Après avoir beaucoup réfléchi à la question, j’en suis arrivé à la conclusion qu’il y a neuf raisons possibles pouvant expliquer l’incompétence des travailleurs sociaux.

RAISON 1: Ils n’ont pas la réponse à ton problème. Tout le monde s’attend à ce que les travailleurs sociaux aient réponse à tout. Quand ce n’est pas le cas, ça les met dans l’embarras. Si toi, le patient, tu te rends compte de son impuissance à t’aider, tu pourrais croire que c’est un incompétent. Et se faire juger comme tel par un inférieur intellectuel, c’est inacceptable pour leur orgueil. Alors ils essaient de te faire accroire que ton problème est autre chose que ce qu’il est vraiment. Car cet autre problème qu’ils affirment à tort que tu as, c’en est un qu’ils sont capables de régler.
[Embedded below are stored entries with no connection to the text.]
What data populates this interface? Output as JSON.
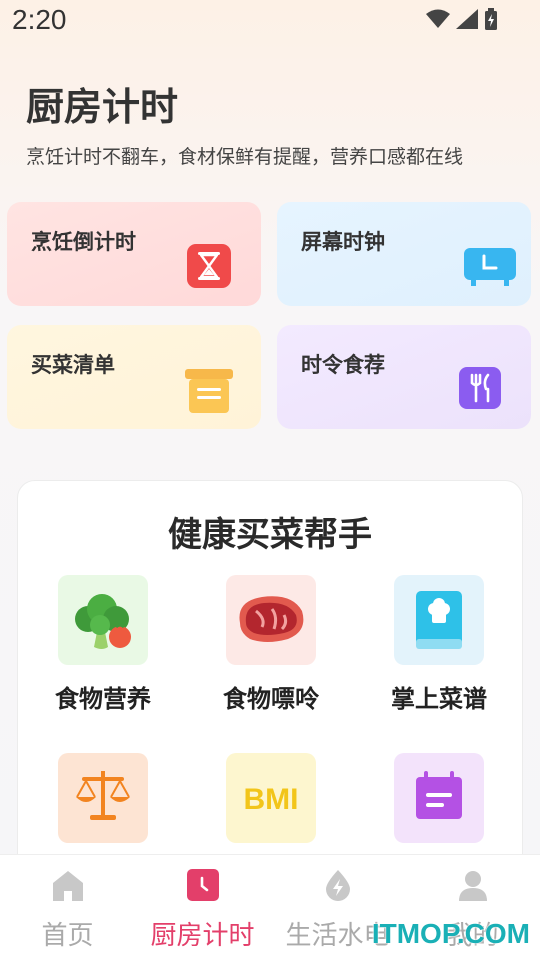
{
  "status_bar": {
    "time": "2:20",
    "icons": [
      "wifi-icon",
      "signal-icon",
      "battery-icon"
    ]
  },
  "header": {
    "title": "厨房计时",
    "subtitle": "烹饪计时不翻车，食材保鲜有提醒，营养口感都在线"
  },
  "cards": {
    "countdown": {
      "label": "烹饪倒计时",
      "icon": "hourglass-icon"
    },
    "clock": {
      "label": "屏幕时钟",
      "icon": "screen-clock-icon"
    },
    "shopping": {
      "label": "买菜清单",
      "icon": "archive-box-icon"
    },
    "seasonal": {
      "label": "时令食荐",
      "icon": "fork-knife-icon"
    }
  },
  "helper": {
    "title": "健康买菜帮手",
    "tools": [
      {
        "label": "食物营养",
        "icon": "broccoli-icon"
      },
      {
        "label": "食物嘌呤",
        "icon": "steak-icon"
      },
      {
        "label": "掌上菜谱",
        "icon": "recipe-book-icon"
      },
      {
        "label": "",
        "icon": "scale-icon"
      },
      {
        "label": "BMI",
        "icon": "bmi-icon"
      },
      {
        "label": "",
        "icon": "calendar-icon"
      }
    ]
  },
  "bottom_nav": {
    "items": [
      {
        "label": "首页",
        "icon": "home-icon"
      },
      {
        "label": "厨房计时",
        "icon": "clock-icon",
        "active": true
      },
      {
        "label": "生活水电",
        "icon": "lightning-icon"
      },
      {
        "label": "我的",
        "icon": "user-icon"
      }
    ]
  },
  "watermark": "ITMOP.COM",
  "colors": {
    "accent": "#e33f6a",
    "nav_inactive": "#aaaaaa"
  }
}
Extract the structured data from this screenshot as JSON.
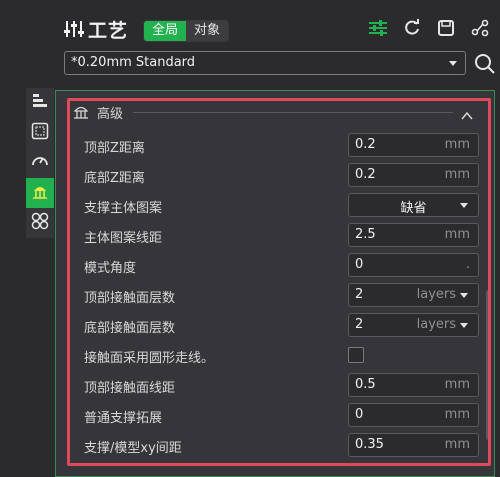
{
  "header": {
    "title": "工艺",
    "scope_tabs": [
      "全局",
      "对象"
    ],
    "active_scope": "全局",
    "tool_icons": [
      "slider-settings-icon",
      "refresh-icon",
      "save-icon",
      "compare-icon"
    ]
  },
  "preset": {
    "value": "*0.20mm Standard"
  },
  "side_tabs": [
    "quality-icon",
    "strength-icon",
    "speed-icon",
    "support-icon",
    "others-icon"
  ],
  "section": {
    "title": "高级"
  },
  "rows": [
    {
      "label": "顶部Z距离",
      "value": "0.2",
      "unit": "mm",
      "kind": "number"
    },
    {
      "label": "底部Z距离",
      "value": "0.2",
      "unit": "mm",
      "kind": "number"
    },
    {
      "label": "支撑主体图案",
      "value": "缺省",
      "unit": "",
      "kind": "select"
    },
    {
      "label": "主体图案线距",
      "value": "2.5",
      "unit": "mm",
      "kind": "number"
    },
    {
      "label": "模式角度",
      "value": "0",
      "unit": ".",
      "kind": "number"
    },
    {
      "label": "顶部接触面层数",
      "value": "2",
      "unit": "layers",
      "kind": "combo"
    },
    {
      "label": "底部接触面层数",
      "value": "2",
      "unit": "layers",
      "kind": "combo"
    },
    {
      "label": "接触面采用圆形走线。",
      "value": "",
      "unit": "",
      "kind": "checkbox"
    },
    {
      "label": "顶部接触面线距",
      "value": "0.5",
      "unit": "mm",
      "kind": "number"
    },
    {
      "label": "普通支撑拓展",
      "value": "0",
      "unit": "mm",
      "kind": "number"
    },
    {
      "label": "支撑/模型xy间距",
      "value": "0.35",
      "unit": "mm",
      "kind": "number"
    }
  ],
  "colors": {
    "accent": "#21b14f",
    "highlight": "#e0485b",
    "background": "#2b2b2e",
    "panel": "#36363a"
  }
}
Voilà pourquoi c’est celui-là qu’ils ont choisi d’essayer de te faire accroire que tu as.

RAISON 2: Il s’agit de gens dont la personnalité fait qu’ils ont besoin de rabaisser les autres pour se sentir mieux avec eux-mêmes, et ne supportent pas qu’on les en empêche. Ils ont donc besoin d’avoir une bonne raison pour justifier leurs bitcheries. Voilà pourquoi ils choisissent un métier qui va les mettre au dessus de tout soupçons de méchanceté: Un dont le but est d’aider les gens. Comme ça, en tant que travailleurs sociaux, peu importe les vacheries qu’ils nous lancent, on n’a pas à protester. Parce que s’ils font ça, au bout du compte, c’est pour notre bien.

RAISON 3: Certaines personnes choisissent un métier qui compense pour les carences de leurs vies. La preuve: Combien y a t-il d’esthéticiennes vraiment belles? De conseillers matrimoniaux mariés? De spécialistes en enfance qui ont eux-mêmes des enfants? Et regardez de quoi ont l’air la majorité des gynécologues et des photographes érotiques. Si ce n’était de leur métier, combien de femmes se déshabilleraient devant eux?

Pour les travailleurs sociaux, c’est la même chose: Quand tu n’as pas ce qu’il faut pour vivre une situation socialement, tu es porté à choisir un métier qui oblige ces situations à venir à toi. Hélas, il est impossible d’exceller professionnellement dans quelque chose où tu n’as fait qu’échouer dans ta vie privée.

RAISON 4: On cherche toujours à aider les autres à réussir là où on a nous-mêmes échoué. Une personne a passé une enfance merdique dans la violence, l’abus verbal, physique, sexuel, etc, tout en étant impuissante à y changer de quoi? Alors elle va vouloir un métier dans lequel elle pourra redresser chez d’autres victimes les torts qu’elle a elle-même subi. Jusque là, rien à redire, c’est un noble objectif.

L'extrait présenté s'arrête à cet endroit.